Environmental fear-mongers like to portray a world that was once clean and pristine and has been steadily and progressively destroyed by the acts of man. The only way to stop this on-going destruction is to halt further advancements and return to a more “natural” state even if that means leaving millions (if not billions) of people behind in poverty. The latter is usually not stated so clearly of course.

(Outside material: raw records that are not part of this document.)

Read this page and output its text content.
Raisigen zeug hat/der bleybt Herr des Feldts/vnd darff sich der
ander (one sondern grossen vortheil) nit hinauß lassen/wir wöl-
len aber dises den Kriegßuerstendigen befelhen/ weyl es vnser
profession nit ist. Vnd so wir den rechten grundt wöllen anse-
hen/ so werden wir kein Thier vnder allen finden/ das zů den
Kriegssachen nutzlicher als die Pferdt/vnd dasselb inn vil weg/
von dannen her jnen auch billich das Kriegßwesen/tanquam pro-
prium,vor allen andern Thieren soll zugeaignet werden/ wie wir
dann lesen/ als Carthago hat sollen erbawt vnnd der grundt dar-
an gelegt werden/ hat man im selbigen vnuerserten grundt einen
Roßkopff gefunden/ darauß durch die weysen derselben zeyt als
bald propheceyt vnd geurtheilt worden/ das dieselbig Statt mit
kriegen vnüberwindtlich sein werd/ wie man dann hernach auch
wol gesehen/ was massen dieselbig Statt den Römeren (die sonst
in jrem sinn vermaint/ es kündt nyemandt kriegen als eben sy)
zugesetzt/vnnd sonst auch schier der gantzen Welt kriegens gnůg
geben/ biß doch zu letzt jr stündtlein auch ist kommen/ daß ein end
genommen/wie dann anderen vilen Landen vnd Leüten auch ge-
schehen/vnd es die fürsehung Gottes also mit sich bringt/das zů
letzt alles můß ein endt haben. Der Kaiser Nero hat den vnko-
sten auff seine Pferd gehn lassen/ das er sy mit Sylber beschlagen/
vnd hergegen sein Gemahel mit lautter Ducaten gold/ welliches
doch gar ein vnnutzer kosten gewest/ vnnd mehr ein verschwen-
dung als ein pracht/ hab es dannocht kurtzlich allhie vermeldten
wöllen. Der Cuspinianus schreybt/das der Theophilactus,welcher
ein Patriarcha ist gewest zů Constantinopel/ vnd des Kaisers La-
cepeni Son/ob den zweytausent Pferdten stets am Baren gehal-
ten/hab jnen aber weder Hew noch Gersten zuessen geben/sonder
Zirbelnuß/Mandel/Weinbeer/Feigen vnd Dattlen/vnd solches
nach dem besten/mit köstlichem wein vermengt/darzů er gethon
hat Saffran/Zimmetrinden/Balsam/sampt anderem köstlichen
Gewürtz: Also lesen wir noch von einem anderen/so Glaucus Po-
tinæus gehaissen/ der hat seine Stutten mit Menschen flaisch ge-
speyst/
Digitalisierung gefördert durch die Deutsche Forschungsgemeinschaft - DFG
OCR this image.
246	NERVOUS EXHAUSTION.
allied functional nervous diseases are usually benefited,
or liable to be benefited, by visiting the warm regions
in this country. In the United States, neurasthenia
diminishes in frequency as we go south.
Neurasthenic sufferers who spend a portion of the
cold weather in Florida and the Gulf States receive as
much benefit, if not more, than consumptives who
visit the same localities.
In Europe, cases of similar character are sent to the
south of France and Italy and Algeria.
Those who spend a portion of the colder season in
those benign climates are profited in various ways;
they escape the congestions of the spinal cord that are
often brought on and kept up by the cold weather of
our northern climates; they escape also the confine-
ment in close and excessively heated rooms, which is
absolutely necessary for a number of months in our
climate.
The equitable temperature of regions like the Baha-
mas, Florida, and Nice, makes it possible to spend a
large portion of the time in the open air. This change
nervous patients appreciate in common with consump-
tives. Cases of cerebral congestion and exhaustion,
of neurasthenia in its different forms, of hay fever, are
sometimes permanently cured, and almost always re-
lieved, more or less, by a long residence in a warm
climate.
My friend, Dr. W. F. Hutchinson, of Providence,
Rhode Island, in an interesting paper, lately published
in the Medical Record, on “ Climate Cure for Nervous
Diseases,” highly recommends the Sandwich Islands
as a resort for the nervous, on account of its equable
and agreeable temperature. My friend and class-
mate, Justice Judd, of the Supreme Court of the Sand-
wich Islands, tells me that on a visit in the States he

The reality is that the environment hasn’t been on a constant path to inevitable destruction and in fact in many areas we’re in far better shape today than we were thirty or forty years ago. We don’t need to give up the trappings of modern civilization or prevent those in less developed countries from one day enjoying them. With advances in technology we can continue to produce more of what we need while using less resources. Things have gotten better and they will in the future if we don’t overreact to overhyped fears of impending catastrophe and give up on one of our greatest attributes: our ability to innovate and adapt.